In our medical study, we talked about cognitive errors (individual doctors and their imperfect human reasoning) and system errors (e.g., the radiologist forgot to send the X-Ray up to the doctor; the doctor forgot to ask where the heck it was). You can address both of these at either the cognitive level (long-term changes in the way you train individuals) or the system level (have resources in place for someone to be checking into alternate possibilities while the primary doctor is working on the most likely diagnosis, or have a computer system in place that says by the way you ordered this X-Ray and it never arrived). The fact that not all errors can be prevented doesn't mean that you can't or shouldn't minimize them. And system solutions to cognitive errors make a big difference. You can accept that your organization involves humans (something medical institutions are occasionally bad about), and then you can set up the organization to catch errors made by every one of them.
Back to New Orleans: this conversation was Thursday; since then it's become pretty clear that while the people on the ground are indeed doing their best, there are some major problems at the system level. In addition, the people not on the ground, who are giving orders to the people on the ground, are not doing their best. Remember what I said about operating with imperfect information? It's supposed to be the job of the people at the top to give people further down the information that will help them the most; it's not happening. This sort of major effort can't depend on individuals not to make errors; you need the system-level organizational structure to minimize their impact. We know how to make these structures. Jim MacDonald describes one here.
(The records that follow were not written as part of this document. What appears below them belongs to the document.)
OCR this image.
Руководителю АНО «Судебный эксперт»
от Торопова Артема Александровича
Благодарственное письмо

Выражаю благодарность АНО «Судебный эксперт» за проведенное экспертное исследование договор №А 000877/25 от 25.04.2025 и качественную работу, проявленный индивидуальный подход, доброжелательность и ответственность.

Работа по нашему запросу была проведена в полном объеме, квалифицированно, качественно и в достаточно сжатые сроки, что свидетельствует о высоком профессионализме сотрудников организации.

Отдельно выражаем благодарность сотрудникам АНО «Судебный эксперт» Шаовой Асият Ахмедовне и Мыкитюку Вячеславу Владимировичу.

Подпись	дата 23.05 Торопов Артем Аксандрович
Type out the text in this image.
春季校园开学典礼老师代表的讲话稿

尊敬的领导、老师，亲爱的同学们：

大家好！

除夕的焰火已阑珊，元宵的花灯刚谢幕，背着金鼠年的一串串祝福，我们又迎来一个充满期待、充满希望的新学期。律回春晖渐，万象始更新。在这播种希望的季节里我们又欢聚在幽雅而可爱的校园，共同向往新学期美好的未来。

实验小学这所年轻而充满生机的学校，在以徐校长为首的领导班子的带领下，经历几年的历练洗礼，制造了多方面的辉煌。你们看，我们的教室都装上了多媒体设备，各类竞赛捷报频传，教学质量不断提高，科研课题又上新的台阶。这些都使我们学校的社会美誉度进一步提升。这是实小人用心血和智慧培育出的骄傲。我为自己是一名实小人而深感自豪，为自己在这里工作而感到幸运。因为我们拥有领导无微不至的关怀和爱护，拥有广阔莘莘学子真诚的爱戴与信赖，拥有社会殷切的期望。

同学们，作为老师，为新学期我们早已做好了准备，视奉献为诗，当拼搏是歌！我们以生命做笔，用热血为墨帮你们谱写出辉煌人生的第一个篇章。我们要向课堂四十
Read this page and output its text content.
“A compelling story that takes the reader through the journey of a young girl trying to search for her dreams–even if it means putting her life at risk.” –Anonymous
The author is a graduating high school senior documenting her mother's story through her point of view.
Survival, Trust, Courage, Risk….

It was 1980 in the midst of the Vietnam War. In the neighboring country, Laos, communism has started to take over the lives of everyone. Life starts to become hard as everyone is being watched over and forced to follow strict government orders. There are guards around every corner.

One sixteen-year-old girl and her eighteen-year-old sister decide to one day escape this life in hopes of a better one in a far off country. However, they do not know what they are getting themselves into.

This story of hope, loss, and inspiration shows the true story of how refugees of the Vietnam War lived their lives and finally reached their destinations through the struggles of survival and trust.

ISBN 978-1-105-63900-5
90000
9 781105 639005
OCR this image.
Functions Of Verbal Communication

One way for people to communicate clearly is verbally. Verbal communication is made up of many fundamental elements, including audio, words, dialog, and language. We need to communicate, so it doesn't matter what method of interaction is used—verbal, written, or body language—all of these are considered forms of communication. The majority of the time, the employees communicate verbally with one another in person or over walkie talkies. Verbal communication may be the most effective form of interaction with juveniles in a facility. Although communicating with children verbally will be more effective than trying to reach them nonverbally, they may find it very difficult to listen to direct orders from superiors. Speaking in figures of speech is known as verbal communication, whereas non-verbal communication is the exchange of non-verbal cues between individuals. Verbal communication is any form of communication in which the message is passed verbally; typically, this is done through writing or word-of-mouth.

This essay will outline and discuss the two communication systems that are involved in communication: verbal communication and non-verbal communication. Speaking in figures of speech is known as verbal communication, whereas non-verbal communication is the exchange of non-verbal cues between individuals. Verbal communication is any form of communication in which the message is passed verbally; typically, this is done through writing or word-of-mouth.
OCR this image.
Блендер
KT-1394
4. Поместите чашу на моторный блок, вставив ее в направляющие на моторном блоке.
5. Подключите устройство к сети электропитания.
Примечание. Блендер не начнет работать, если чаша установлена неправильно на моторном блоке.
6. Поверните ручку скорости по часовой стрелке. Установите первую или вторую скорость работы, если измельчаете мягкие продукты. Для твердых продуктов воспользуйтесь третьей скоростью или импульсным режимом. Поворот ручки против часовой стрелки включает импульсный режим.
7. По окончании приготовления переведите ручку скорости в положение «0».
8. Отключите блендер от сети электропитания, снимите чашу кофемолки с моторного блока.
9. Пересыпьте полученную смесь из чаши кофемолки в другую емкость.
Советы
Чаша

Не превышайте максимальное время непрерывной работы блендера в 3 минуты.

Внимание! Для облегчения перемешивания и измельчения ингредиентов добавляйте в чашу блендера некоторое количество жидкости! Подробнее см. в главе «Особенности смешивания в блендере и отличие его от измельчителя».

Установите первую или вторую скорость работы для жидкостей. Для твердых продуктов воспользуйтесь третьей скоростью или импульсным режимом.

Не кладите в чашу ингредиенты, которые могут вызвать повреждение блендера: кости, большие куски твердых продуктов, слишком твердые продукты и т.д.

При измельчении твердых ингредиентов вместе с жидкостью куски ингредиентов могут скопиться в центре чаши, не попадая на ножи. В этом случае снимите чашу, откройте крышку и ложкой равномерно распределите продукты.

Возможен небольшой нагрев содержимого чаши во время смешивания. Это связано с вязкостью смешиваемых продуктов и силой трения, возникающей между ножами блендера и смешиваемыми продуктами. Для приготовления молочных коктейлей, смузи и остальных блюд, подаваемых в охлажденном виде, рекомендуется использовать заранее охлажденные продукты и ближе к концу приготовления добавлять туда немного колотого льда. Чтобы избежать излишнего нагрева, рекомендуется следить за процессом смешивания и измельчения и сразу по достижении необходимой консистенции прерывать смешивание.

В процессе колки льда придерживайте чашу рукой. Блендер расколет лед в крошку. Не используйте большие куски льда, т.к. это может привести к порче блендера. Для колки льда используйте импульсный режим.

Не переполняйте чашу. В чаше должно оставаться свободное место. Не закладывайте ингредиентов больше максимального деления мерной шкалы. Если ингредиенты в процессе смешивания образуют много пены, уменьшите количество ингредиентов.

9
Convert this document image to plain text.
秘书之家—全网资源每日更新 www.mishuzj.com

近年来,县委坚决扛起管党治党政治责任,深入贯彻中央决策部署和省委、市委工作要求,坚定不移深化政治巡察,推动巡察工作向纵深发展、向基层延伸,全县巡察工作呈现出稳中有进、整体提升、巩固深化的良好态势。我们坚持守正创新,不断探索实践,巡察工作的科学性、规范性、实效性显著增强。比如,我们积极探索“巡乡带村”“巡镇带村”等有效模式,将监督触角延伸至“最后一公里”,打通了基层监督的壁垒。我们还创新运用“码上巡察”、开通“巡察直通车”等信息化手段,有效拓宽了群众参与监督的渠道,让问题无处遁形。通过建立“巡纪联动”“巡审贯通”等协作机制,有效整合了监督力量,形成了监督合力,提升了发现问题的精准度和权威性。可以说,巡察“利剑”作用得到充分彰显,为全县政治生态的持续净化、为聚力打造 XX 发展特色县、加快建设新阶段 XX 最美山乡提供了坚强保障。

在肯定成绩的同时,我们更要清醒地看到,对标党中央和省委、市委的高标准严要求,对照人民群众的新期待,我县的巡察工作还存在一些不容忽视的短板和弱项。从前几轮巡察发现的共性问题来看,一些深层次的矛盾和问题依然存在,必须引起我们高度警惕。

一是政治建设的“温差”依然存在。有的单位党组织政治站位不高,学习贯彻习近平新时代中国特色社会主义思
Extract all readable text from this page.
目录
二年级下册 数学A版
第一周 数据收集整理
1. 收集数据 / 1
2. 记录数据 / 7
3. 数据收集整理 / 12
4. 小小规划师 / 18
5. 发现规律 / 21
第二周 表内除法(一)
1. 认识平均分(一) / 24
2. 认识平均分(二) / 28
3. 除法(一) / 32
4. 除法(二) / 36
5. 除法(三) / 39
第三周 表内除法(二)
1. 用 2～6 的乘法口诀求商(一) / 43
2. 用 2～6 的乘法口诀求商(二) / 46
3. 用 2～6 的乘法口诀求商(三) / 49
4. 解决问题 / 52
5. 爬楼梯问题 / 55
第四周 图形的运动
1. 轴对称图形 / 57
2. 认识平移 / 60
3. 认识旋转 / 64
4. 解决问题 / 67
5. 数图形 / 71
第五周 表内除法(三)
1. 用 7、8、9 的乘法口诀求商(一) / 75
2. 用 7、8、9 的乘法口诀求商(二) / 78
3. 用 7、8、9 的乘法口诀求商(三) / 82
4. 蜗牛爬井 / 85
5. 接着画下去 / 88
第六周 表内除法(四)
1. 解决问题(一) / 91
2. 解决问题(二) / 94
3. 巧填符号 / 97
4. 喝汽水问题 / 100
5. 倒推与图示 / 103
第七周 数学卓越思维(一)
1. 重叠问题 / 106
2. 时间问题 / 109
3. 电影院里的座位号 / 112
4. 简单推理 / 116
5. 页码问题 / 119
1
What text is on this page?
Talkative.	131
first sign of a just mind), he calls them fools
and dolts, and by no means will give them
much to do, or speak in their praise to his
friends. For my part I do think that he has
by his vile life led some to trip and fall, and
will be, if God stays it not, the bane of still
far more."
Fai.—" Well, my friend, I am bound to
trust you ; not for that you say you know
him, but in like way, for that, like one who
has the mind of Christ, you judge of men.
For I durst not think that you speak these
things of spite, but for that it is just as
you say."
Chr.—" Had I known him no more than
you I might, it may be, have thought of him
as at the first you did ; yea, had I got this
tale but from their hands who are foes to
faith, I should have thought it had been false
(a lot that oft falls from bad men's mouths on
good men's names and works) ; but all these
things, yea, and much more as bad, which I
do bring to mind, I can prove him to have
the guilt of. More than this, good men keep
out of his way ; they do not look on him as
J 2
So I am feeling more forgiving of the people on their ground. They really are doing what they can. But I'm feeling less forgiving of the people who set up the system (or failed to) by the second.
And OMG, when I went to check that link, I saw in a new post that the National Guard high-ups are not permitting the Red Cross to enter New Orleans. Apparently, they are worried that it might make the people still there resist evacuation.
This is not my opinion as a psychologist, just as a human. There is such a thing as a criminal level of error.